Burnout is real, so here's the way to recognize it and head it off at the pass.

I didn’t realize I was a perfectionist until I started working outside the home. When I stayed home, my house was never spotless, never wonderfully organized, and my children weren’t immaculately clothed, so I didn’t think of myself as a perfectionist. And I wasn’t — at least at home.

At work, however, it’s been an entirely different story. Not only have I had to face my perfectionist tendencies, I’ve also had to face the fact that those tendencies are triggered by the absolute stupidest things and end up making everything worse instead of better.

For example, I spent an absurd amount of time one Sunday trying to figure out how to use a mail merge form to make my email communication more efficient. We were just kicking off our biggest promo of the year, and with 90 new campers to connect with I kept thinking about how much time mastering this technique would save me in the long term — but in the short term, I wasted an entire day and still had a pile of emails to send out.

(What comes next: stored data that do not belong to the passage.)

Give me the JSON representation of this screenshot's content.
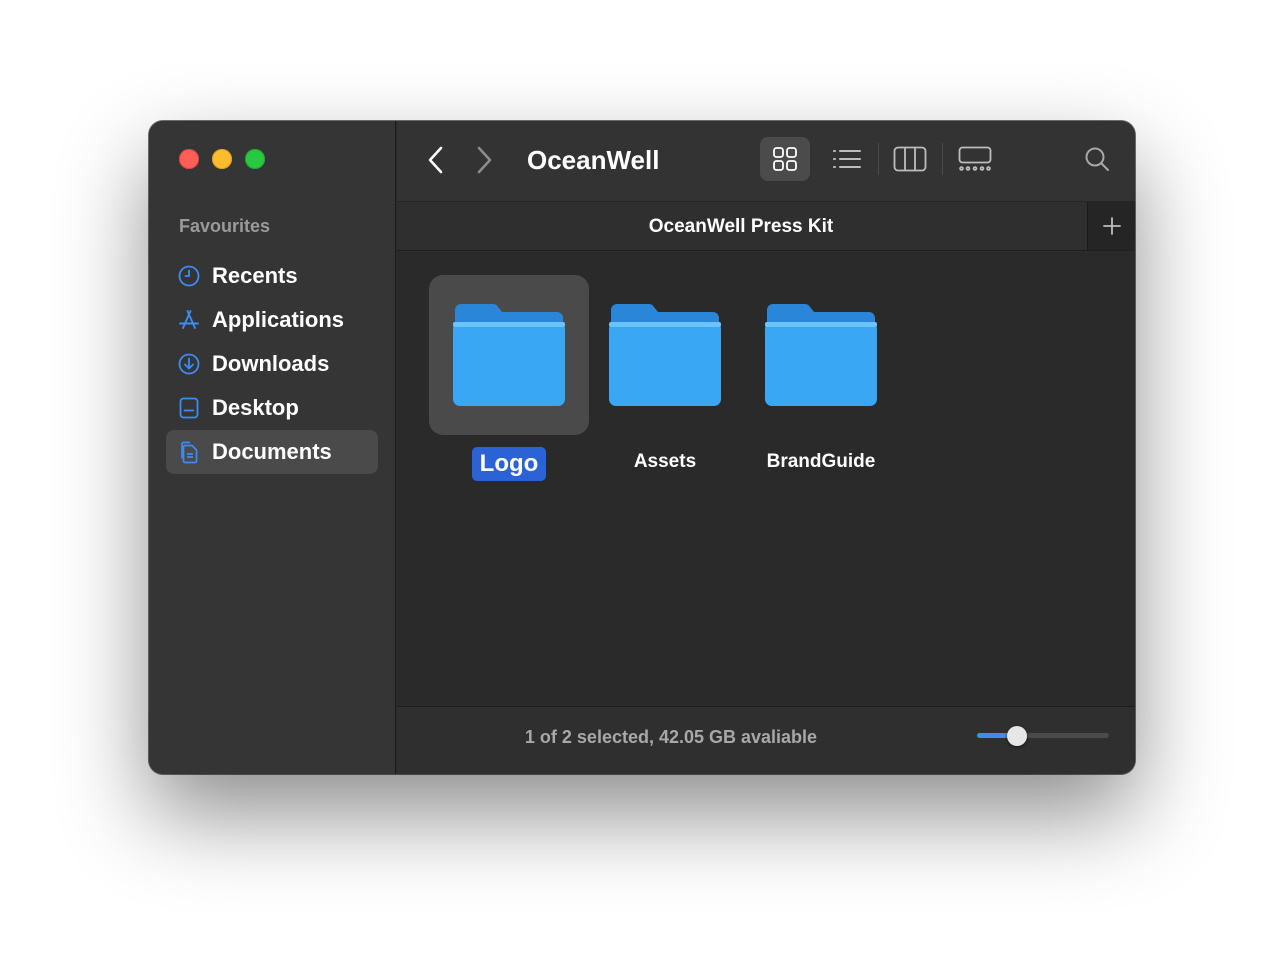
{
  "window": {
    "title": "OceanWell"
  },
  "sidebar": {
    "heading": "Favourites",
    "items": [
      {
        "label": "Recents",
        "icon": "clock-icon",
        "active": false
      },
      {
        "label": "Applications",
        "icon": "app-store-icon",
        "active": false
      },
      {
        "label": "Downloads",
        "icon": "download-icon",
        "active": false
      },
      {
        "label": "Desktop",
        "icon": "desktop-icon",
        "active": false
      },
      {
        "label": "Documents",
        "icon": "documents-icon",
        "active": true
      }
    ]
  },
  "toolbar": {
    "back_icon": "chevron-left-icon",
    "forward_icon": "chevron-right-icon",
    "views": [
      "icon-view-icon",
      "list-view-icon",
      "column-view-icon",
      "gallery-view-icon"
    ],
    "active_view": "icon-view-icon",
    "search_icon": "search-icon"
  },
  "tab": {
    "title": "OceanWell Press Kit",
    "add_icon": "plus-icon"
  },
  "files": [
    {
      "name": "Logo",
      "selected": true
    },
    {
      "name": "Assets",
      "selected": false
    },
    {
      "name": "BrandGuide",
      "selected": false
    }
  ],
  "status": {
    "text": "1 of 2 selected, 42.05 GB avaliable",
    "zoom_fraction": 0.27
  },
  "colors": {
    "accent": "#3b8cf5",
    "selection": "#2b63d6",
    "folder": "#3aa7f5"
  }
}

I ended up going to bed way later than I should have that night, and started a big week running on two hours of sleep. By Wednesday, I was so beat down and burned out that tears started rolling down my face the second I got into my car. I couldn’t explain it — I wasn’t sad, and it wasn’t like I was really crying. My eyes just kept leaking tears every time I was behind the steering wheel and heading to work. Up until this point I had been invariably excited about work, so this new development was alarming and honestly kind of frightening.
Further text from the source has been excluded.